I was planning to design ETL flow for Hadoop. While doin that I feel the need of an efficient line by line csv processor.
Plese check below for details:
1. Source is plain ASCII files(csv with row & columns). It is comma seperated and some of the columns are double quoted(")
2. Files are being pushed to a local directory of a machine where NiFi installed
3. We want to manipulate some of the columns(like masking) before we load data in HDFS. Bunisedd requirement is anything loading in Hadoop should be masked.
4. There will be 5-6 TB data per day and each files size will be 1-2GB in size
With the above requirements in mind we have designed below flow on NiFi:
ExecuteProcess(touch and mv to input dir) > ListFile (1 thread) > FetchFile (1 thread) > CSVProcessor(4 threads) > PutHDFS (1 thread)
- "CSVProcessor" is a custom processor. It uses opencsv to parse csv and identify columns.
- I have added some business logic in "CSVProcessor", like masking specific columns
- used 4 threads for "CSVProcessor" and 1 for other because I found it is the slowest component.
1. With the flow above, I was able to load 110GB files in 90 minutes.
2. CSVProcessor with single thread can process 1GB files in about 4 minutes. Which is really slow. Need some improvement here.
In order to check slowness with CSVProcessor we followed below steps:
1. Initially we tried above flow with below default heap size (in file conf/bootstrap.conf)
With this configuration we check below:
- "jstat -gcutil <PID of NiFI found from jps> 1000"
- "iostat xmh 1"
[check attached iostat.txt & jstat.txt]
We have found garbage collection process is slower due to undersized java heap.

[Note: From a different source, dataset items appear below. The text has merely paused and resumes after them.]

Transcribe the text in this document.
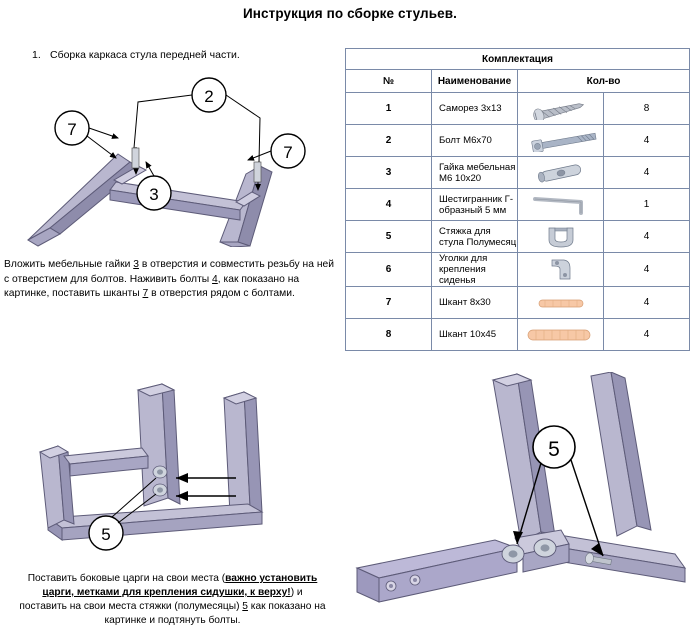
Инструкция по сборке стульев.
1. Сборка каркаса стула передней части.
2
7
7
3
Вложить мебельные гайки 3 в отверстия и совместить резьбу на ней с отверстием для болтов. Наживить болты 4, как показано на картинке, поставить шканты 7 в отверстия рядом с болтами.
Комплектация			
№	Наименование	Кол-во	
1	Саморез 3х13		8
2	Болт М6х70		4
3	Гайка мебельная М6 10х20		4
4	Шестигранник Г-образный 5 мм		1
5	Стяжка для стула Полумесяц		4
6	Уголки для крепления сиденья		4
7	Шкант 8х30		4
8	Шкант 10х45		4
5
Поставить боковые царги на свои места (важно установить
царги, метками для крепления сидушки, к верху!) и
поставить на свои места стяжки (полумесяцы) 5 как показано на
картинке и подтянуть болты.
5
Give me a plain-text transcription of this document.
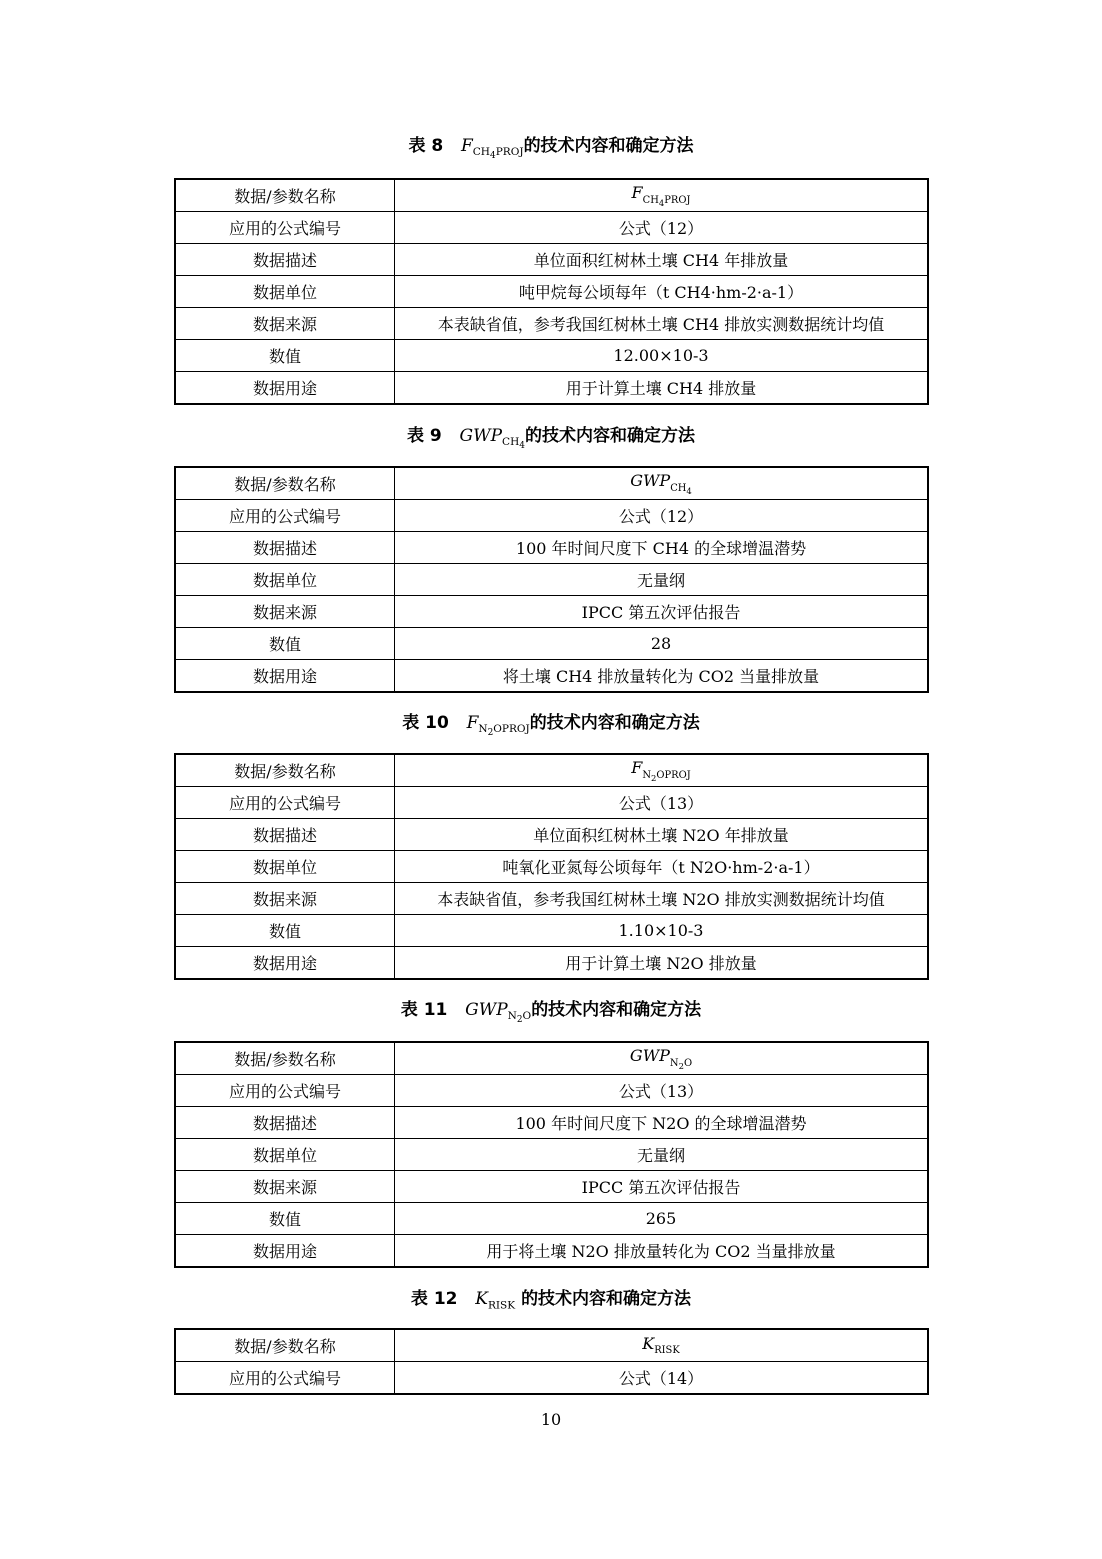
表 8 $F_{CH_4PROJ}$的技术内容和确定方法
数据/参数名称	$F_{CH_4PROJ}$
应用的公式编号	公式（12）
数据描述	单位面积红树林土壤 CH4 年排放量
数据单位	吨甲烷每公顷每年（t CH4·hm-2·a-1）
数据来源	本表缺省值，参考我国红树林土壤 CH4 排放实测数据统计均值
数值	12.00×10-3
数据用途	用于计算土壤 CH4 排放量
表 9 $GWP_{CH_4}$的技术内容和确定方法
数据/参数名称	$GWP_{CH_4}$
应用的公式编号	公式（12）
数据描述	100 年时间尺度下 CH4 的全球增温潜势
数据单位	无量纲
数据来源	IPCC 第五次评估报告
数值	28
数据用途	将土壤 CH4 排放量转化为 CO2 当量排放量
表 10 $F_{N_2OPROJ}$的技术内容和确定方法
数据/参数名称	$F_{N_2OPROJ}$
应用的公式编号	公式（13）
数据描述	单位面积红树林土壤 N2O 年排放量
数据单位	吨氧化亚氮每公顷每年（t N2O·hm-2·a-1）
数据来源	本表缺省值，参考我国红树林土壤 N2O 排放实测数据统计均值
数值	1.10×10-3
数据用途	用于计算土壤 N2O 排放量
表 11 $GWP_{N_2O}$的技术内容和确定方法
数据/参数名称	$GWP_{N_2O}$
应用的公式编号	公式（13）
数据描述	100 年时间尺度下 N2O 的全球增温潜势
数据单位	无量纲
数据来源	IPCC 第五次评估报告
数值	265
数据用途	用于将土壤 N2O 排放量转化为 CO2 当量排放量
表 12 $K_{RISK}$ 的技术内容和确定方法
数据/参数名称	$K_{RISK}$
应用的公式编号	公式（14）
10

CPU & I/O have no issues.
2. Then we heap size as below:
And check output of jstat & iostat again.This time no problem found on heap size, I/O or CPU. [check attached iostat2.txt & jstat2.txt]
However, still this processor (CSVProcessor) is slow as usual. Almost no improvement on slowness.
For details on it please go through Nifi users mail list mail: http://apache-nifi.1125220.n5.nabble.com/Data-Ingestion-forLarge-Source-Files-and-Masking-td2535.html
- Please find the attached NiFi flow template [CSVProcessor_to_HDFS.xml]
- Please find my CSVProcessor code from github https://github.com/obaidcuet/apache-nifi/tree/master/csvprocessor
- Please find the sample csv file [it is not the actual file, I manually regenerated this by copying same line]
Proposing for a faster csv processor with below requirements:
a. It can read any ASCII/UTF-8 csv files and identify columns
b. It should be typically able to parse process at least 2GB in a minute
c. There should be pluggable functionality. Example I want to mask some specific column in position [0,5 & 7] with my already built jar makser.jar.
d. You are wellcome to reuse/modify my code [github link above]
e. In order to make it faster we may use some in memory batch processing. Example: we load each file in some in memory storage and batch update on specific columns to meet he business requirements.